Essa é uma mensagem claramente política, especialmente à luz do que está acontecendo no Iraque e na Síria e das crescentes pressões sobre as potências ocidentais e as Nações Unidas para que intensifiquem os seus esforços anti-ISIS.
Além disso, o Papa Francisco também terá a Rússia em mente enquanto estiver na Armênia.
Honestamente, muitos armênios provavelmente argumentariam que o país sofreu mais nas mãos dos soviéticos do que com os turcos, especialmente em termos do impacto sobre as igrejas cristãs. No entanto, a Rússia hoje é também um dos principais apoiadores do Vaticano na defesa dos cristãos que estão sendo perseguidos no Oriente Médio e, por isso, o Papa precisa andar sobre uma linha tênue em reconhecimento a danos históricos, sem prejudicar alianças atuais.
Católicos locais
No núcleo central, cada viagem papal também considera o rebanho católico local; nas palavras do Vaticano, um papa sempre viaja, pelo menos em partes, para "confirmar os irmãos e irmãs na fé".
No caso da Armênia, é claro, não há um grande rebanho local a ser confirmado, representando menos de metade de um por cento da população nacional.

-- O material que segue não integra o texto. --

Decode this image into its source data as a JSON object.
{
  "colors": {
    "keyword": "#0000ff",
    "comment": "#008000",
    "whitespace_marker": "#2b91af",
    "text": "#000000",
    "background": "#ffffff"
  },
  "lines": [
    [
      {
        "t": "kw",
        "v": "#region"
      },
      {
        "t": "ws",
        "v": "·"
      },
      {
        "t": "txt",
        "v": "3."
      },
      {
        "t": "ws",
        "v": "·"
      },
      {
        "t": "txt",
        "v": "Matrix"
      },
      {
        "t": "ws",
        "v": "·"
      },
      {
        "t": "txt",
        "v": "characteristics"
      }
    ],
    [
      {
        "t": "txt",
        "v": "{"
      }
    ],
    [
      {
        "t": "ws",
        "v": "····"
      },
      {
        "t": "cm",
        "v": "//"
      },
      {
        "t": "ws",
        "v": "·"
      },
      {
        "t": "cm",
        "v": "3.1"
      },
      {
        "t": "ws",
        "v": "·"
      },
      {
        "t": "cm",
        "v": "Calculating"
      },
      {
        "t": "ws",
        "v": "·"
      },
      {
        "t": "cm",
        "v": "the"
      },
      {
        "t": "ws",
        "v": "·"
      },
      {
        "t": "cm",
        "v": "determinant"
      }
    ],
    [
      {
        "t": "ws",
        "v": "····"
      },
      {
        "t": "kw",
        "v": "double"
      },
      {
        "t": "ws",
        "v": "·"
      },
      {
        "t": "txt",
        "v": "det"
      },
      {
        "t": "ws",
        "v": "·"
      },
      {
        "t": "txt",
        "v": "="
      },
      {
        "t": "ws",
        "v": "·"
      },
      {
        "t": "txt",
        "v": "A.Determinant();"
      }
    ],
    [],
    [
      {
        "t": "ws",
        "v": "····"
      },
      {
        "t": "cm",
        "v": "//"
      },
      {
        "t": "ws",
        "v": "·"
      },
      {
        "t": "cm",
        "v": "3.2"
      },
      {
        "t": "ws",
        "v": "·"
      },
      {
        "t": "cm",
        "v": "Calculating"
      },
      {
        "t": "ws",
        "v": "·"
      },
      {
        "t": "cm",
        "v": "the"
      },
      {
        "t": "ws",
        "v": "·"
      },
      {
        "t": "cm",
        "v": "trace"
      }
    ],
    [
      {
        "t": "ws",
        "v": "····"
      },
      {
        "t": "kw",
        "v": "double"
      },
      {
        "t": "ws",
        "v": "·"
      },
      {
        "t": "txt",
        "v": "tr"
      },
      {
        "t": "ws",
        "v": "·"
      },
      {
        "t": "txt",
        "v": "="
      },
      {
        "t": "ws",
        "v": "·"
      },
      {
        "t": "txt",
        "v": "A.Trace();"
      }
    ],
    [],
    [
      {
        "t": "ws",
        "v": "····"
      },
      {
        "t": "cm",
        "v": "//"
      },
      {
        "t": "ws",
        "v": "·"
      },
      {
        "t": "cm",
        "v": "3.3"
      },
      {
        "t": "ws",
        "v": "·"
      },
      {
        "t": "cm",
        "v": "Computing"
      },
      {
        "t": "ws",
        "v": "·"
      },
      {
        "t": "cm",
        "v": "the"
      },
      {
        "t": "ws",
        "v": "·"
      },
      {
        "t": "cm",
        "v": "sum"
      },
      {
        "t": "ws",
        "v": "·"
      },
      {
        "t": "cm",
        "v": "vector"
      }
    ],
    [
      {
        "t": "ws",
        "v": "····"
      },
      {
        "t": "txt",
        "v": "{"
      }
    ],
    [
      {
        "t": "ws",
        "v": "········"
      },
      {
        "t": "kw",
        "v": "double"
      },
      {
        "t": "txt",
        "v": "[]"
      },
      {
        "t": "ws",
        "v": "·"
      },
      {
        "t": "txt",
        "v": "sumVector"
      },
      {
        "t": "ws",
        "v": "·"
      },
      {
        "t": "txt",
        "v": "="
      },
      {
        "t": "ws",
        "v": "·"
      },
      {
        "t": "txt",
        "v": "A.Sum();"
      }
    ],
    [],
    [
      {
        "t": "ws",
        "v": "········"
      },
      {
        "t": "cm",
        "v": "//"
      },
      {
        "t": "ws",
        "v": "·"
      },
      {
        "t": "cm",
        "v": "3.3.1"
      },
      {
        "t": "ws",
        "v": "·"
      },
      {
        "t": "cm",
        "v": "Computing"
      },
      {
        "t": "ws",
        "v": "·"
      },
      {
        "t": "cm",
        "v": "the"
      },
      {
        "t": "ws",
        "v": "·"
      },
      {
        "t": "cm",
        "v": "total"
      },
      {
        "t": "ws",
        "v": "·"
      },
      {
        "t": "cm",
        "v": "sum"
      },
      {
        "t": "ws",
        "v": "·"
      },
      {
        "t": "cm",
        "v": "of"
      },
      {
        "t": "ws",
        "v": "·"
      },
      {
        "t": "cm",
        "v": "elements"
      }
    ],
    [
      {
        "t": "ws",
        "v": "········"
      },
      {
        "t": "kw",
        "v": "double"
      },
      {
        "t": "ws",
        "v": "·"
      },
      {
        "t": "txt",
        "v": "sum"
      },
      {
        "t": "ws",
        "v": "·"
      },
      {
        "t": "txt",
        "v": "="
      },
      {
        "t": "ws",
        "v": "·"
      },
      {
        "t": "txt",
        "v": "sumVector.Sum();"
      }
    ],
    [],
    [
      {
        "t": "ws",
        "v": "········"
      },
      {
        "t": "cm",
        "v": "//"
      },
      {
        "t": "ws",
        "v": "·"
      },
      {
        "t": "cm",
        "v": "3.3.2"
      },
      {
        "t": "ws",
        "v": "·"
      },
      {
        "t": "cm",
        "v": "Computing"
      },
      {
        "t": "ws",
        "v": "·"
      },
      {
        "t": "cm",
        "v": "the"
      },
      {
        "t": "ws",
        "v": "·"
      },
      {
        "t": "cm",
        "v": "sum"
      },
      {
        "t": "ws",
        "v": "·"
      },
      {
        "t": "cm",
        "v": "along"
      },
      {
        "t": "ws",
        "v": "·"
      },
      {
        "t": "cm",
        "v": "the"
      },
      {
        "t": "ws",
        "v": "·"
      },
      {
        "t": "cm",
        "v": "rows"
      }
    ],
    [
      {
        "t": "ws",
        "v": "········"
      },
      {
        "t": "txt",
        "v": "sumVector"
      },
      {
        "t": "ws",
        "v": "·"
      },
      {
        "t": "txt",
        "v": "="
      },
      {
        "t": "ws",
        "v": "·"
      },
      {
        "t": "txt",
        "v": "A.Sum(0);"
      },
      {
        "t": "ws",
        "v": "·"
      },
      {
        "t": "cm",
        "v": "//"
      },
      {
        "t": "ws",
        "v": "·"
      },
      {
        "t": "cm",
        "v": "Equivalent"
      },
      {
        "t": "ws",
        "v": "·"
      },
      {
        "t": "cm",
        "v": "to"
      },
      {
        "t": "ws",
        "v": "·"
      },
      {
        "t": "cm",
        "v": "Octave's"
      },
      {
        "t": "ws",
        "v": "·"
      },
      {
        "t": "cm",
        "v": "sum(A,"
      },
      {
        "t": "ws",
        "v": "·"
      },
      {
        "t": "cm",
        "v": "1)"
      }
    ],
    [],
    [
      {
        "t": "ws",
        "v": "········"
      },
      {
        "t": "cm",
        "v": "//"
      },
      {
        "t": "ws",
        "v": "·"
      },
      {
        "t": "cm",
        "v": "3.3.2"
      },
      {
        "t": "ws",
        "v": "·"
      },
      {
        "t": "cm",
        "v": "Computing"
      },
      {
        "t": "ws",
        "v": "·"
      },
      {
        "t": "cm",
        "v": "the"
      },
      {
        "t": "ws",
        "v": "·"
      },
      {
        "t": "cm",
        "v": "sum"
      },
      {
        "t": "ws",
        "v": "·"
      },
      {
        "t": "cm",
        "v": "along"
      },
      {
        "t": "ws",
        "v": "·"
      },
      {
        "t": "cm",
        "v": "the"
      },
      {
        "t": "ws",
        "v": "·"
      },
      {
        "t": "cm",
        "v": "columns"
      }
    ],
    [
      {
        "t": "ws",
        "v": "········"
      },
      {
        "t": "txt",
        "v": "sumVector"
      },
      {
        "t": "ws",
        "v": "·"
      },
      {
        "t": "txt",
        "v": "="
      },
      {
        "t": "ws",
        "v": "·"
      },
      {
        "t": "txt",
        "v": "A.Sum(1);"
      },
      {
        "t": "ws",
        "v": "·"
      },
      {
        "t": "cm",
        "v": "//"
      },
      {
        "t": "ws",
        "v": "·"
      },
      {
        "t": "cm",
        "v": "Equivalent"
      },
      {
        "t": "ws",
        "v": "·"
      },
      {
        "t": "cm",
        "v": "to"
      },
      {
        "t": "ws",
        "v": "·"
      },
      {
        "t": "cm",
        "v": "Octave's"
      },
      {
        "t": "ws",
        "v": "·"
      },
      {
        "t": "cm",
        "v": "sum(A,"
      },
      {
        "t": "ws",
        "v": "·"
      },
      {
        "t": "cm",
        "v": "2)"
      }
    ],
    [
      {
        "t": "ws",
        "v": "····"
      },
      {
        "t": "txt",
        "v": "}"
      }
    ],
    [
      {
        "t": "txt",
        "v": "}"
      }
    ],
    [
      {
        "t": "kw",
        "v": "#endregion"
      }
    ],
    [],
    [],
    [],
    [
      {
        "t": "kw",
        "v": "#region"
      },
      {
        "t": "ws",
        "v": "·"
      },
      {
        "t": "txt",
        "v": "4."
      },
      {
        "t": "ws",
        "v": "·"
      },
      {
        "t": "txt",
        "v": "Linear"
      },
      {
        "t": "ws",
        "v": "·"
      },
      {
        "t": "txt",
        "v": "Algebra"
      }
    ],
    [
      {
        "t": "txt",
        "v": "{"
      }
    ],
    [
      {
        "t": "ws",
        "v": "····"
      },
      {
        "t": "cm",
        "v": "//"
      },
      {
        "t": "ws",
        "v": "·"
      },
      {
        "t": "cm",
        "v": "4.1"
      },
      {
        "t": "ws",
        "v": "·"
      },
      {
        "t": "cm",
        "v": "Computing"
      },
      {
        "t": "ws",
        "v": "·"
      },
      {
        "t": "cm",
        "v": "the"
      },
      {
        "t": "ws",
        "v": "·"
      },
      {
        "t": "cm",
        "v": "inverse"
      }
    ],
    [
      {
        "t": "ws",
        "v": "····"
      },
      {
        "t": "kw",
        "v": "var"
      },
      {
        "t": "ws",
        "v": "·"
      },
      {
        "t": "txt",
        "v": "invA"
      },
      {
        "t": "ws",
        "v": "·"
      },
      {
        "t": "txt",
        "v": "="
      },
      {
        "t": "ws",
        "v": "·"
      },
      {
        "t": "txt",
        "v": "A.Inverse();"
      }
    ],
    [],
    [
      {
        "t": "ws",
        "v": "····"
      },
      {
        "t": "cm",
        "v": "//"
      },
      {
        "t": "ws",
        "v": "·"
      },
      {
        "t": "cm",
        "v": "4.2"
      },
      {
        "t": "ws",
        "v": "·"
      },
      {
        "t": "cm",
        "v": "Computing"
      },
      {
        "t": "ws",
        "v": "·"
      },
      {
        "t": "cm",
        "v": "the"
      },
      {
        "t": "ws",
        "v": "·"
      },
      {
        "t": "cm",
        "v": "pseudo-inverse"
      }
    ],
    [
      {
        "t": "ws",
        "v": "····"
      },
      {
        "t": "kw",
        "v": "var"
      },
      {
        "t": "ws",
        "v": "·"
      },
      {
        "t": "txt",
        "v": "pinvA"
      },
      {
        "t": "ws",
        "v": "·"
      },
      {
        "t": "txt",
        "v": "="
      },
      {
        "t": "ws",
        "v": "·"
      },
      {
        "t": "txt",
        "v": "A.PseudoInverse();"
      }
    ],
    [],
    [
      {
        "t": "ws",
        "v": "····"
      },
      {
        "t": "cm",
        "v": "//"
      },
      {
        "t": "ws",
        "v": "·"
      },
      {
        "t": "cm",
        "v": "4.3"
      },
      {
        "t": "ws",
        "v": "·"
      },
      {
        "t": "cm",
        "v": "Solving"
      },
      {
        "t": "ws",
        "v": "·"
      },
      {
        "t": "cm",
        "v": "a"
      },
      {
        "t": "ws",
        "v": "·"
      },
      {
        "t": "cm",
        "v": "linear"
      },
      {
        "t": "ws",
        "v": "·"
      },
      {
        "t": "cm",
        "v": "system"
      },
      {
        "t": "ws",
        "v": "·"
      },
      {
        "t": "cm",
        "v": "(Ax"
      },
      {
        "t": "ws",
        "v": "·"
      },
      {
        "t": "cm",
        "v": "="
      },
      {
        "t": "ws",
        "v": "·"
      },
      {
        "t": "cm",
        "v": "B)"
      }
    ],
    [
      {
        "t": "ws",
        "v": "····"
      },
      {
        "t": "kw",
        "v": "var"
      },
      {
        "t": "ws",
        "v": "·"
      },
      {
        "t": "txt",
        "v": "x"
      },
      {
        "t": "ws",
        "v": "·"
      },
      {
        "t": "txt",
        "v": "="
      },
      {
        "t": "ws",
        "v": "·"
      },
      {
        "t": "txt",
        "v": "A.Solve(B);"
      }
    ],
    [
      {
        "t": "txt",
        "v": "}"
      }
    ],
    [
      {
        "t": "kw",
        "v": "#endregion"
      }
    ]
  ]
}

Para este Papa, no entanto, o tamanho claramente não importa, e na verdade muitas vezes parece que quanto mais obscuro e esquecido é um determinado grupo, mais sua imaginação é estimulada.
Durante o encontro do Vaticano na terça-feira, o Padre Federico Lombardi, porta-voz do Papa, salientou que ele sabia que muitos armênios estavam em diáspora na Argentina, incluindo um pastor evangélico que agora está de volta ao país e com quem Francisco se encontrará nesta viagem.
No domingo, o Papa Francisco se reunirá com os bispos católicos da Armênia - um total de 14, número que mal seria suficiente para a equipe de uma grande comissão de conferência episcopal em lugares como a Itália ou nos Estados Unidos, sendo que a maioria destes prelados na verdade representam a diáspora armênia. Apenas 12 sacerdotes estarão a postos.
Neste contexto, obviamente, os católicos locais farão o papel de testemunhas, uma pequena presença, e uma ponte a outra cultura - neste caso, a comunidade ortodoxa, que representa maioria na Armênia e no mundo mais amplo do Cáucaso.
Isso pode não significar muito quantitativamente, mas é claro que Papa Francisco considera isso seriamente e sua visita à Catedral Católica dos Santos Mártires, em Guiumri, no sábado, visa conseguir isso.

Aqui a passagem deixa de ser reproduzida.